If you wanted to say, “I visited them,” with “them” referring to women, you would also use je to mean “them.”
If you wanted to say, “Jack greets them,” with “them” referring to men, you would—if I am not confused, which I can’t guarantee—use the word ich.
I keep encountering this issue with different grammatical concepts in Polish—i.e., that there is a difference between how you treat men grammatically in comparison with (1) masculine nouns that are alive but not men (such as animals), (2) masculine nouns that are inanimate, and—naturally—(3) female and neuter nouns. There are special units and sections and subsections devoted to all the special forms I need to know based on how, um, manly something is. Or isn’t.
The amount of time I have spent reading about man-specific noun and pronoun and adjective forms makes me feel a little bit as though I am bringing a guy who is lounging in an easy chair a newspaper, a cognac, and a pair of pre-heated slippers. It seems like an awful lot of grammatical attention to give just to men!
It is funny because the number of forms is so dizzying, and mystifying because I have to categorize things in ways I am still not used to. I saw this type of thing in Russian (another Slavic language), but I honestly do not recall its being quite this complicated.
In terms of materials, I am almost done with the 30 Pimsleur lessons available to me, and I am now on the second level of the three levels Rosetta Stone offers. I am sad to be running out of Pimsleur, and glad Rosetta Stone has plenty of additional content for me. I need it!
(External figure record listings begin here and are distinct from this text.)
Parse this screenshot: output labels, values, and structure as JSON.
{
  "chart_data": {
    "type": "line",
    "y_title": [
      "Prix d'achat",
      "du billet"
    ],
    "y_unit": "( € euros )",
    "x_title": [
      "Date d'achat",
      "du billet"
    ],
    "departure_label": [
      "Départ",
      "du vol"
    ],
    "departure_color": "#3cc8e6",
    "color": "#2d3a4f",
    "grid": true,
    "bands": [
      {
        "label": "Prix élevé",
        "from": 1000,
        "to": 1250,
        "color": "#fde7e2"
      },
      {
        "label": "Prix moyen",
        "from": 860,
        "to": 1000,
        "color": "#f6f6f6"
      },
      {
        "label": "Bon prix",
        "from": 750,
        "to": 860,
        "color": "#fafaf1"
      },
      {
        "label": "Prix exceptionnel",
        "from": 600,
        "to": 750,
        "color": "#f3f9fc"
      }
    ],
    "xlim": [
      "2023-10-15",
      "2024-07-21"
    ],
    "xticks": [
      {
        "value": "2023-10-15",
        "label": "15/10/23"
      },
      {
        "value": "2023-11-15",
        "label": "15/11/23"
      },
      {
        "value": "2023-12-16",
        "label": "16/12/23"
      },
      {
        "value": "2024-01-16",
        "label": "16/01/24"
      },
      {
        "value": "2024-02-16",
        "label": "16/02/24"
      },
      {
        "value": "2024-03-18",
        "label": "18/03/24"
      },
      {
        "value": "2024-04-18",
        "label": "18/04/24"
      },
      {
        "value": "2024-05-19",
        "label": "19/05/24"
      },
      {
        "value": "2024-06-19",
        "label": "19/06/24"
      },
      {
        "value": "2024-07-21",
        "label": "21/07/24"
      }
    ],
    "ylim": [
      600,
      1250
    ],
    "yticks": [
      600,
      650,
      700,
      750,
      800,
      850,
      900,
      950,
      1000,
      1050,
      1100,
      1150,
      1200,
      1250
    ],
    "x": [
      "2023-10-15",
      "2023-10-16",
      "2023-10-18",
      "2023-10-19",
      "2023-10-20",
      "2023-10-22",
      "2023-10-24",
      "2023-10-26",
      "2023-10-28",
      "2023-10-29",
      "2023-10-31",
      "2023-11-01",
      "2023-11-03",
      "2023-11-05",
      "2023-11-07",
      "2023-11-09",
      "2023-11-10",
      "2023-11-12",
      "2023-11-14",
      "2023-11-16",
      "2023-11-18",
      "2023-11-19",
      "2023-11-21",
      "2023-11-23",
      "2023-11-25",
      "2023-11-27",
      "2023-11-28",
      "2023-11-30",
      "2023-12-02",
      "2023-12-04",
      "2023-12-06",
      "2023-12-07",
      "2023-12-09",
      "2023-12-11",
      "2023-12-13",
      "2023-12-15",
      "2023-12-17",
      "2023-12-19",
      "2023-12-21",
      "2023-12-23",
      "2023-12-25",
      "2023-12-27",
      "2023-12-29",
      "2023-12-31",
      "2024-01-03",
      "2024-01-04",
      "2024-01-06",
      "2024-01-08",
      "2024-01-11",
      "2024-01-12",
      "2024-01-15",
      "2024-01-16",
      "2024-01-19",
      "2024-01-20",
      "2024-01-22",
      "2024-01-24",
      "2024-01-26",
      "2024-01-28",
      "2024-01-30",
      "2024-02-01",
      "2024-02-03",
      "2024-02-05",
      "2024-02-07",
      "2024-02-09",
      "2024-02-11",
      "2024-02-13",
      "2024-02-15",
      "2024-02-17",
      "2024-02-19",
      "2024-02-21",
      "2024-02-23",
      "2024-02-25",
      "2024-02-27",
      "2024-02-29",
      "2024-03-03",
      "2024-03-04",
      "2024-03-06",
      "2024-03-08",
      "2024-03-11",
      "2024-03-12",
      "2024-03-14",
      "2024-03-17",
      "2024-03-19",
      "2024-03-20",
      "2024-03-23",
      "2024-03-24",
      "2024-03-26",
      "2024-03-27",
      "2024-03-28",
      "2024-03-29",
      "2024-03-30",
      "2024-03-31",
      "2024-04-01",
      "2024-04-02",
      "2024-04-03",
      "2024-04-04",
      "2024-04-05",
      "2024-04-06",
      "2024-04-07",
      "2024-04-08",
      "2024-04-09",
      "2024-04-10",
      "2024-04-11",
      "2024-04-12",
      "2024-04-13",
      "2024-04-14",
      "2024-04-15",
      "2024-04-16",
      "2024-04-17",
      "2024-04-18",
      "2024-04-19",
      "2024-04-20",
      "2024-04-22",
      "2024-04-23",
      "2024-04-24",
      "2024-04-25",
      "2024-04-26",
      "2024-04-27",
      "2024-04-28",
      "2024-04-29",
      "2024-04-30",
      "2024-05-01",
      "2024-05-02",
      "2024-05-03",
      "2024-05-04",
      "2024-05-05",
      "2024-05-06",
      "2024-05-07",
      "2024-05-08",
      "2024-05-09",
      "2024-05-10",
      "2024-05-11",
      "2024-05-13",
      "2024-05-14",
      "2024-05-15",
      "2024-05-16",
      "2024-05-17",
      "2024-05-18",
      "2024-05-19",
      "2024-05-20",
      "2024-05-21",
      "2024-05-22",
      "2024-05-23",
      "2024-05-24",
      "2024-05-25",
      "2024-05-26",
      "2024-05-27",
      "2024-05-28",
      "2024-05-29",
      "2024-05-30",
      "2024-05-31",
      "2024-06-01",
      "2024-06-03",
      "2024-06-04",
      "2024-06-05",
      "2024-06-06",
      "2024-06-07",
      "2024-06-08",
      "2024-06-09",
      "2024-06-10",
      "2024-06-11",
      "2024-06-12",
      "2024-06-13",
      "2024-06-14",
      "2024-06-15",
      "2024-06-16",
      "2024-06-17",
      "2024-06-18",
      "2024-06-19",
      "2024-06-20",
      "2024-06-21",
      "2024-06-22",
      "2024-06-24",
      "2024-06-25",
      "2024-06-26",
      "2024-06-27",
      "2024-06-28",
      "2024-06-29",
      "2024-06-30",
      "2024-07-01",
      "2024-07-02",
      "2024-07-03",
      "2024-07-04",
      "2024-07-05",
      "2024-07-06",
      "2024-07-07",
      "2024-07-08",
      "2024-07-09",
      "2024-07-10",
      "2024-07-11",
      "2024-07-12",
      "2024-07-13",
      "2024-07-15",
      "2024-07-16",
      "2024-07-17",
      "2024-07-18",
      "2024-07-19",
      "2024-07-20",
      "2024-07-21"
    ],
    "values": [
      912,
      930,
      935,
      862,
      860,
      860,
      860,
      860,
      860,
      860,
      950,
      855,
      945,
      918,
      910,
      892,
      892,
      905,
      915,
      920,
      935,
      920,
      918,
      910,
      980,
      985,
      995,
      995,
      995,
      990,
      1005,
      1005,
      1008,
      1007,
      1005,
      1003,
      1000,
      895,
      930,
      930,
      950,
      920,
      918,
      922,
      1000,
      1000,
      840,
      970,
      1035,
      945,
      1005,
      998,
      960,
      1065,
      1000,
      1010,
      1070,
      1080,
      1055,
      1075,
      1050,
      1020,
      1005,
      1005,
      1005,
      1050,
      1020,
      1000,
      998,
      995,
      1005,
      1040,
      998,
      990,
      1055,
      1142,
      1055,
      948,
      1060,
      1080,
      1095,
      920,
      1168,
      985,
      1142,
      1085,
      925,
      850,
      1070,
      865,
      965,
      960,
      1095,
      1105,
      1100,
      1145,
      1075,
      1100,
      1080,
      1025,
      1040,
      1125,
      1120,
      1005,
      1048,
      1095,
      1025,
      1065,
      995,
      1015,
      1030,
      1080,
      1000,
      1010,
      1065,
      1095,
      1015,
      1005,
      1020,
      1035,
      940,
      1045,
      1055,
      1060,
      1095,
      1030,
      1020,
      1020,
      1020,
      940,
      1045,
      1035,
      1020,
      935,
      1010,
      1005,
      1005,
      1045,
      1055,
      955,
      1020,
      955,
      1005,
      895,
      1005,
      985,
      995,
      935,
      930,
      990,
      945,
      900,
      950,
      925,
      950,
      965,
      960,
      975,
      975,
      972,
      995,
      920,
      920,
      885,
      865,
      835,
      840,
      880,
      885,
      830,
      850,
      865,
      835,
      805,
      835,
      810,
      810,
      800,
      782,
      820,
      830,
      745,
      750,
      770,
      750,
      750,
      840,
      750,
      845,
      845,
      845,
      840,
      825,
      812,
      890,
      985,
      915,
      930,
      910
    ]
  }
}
When I try to search for Polish things on the web, I run into trouble because the word “Polish” keeps bringing up nail and beauty salons. Like the Polish Parlor, where you can get lash extensions.
Also Polish, in Internet Searches
In addition, whenever I see the word “polish” in printed materials now—say, in a phrase such as “polish your skills”—I mistakenly read it as “Polish” the first go-through.
Brands in Polish are not written with initial capitals—only lower-case letters. So: ford, cheerios, kraft, etc.
I feel very powerful to have just written a (sort of) sentence with all of those in lower-case letters.
That brand-lower-casing custom would eliminate some of the arguments that have plagued English speakers over the years. Do you capitalize Kleenex, Jell-O, and Google? There is much debate and sometimes much legal activity over brand capitalization in English.
Eventually some brand names cross over at least part of the time into common nounhood, where the little letters reside. (Please pass me a kleenex.) The lucky versatile few even get to be verbs. You can google it.
I guess the arguments on this issue would be much shorter, and cheaper, in Polish?
In English there is potentially a big difference between asking for a pack of Camels and asking for a pack of camels.
Oops, a quick Google search just undermined that point, since I gather that a group of camels is not a pack, but rather a train, caravan, or flock. But seriously, how many people would actually know that?
In the grammar book I am using (Dana Bielec’s Basic Polish), as in all grammar books I have encountered, sometimes the sample sentences strike me as particularly esoteric. For example, I was just told how to say, “The piglet’s straw is wet”!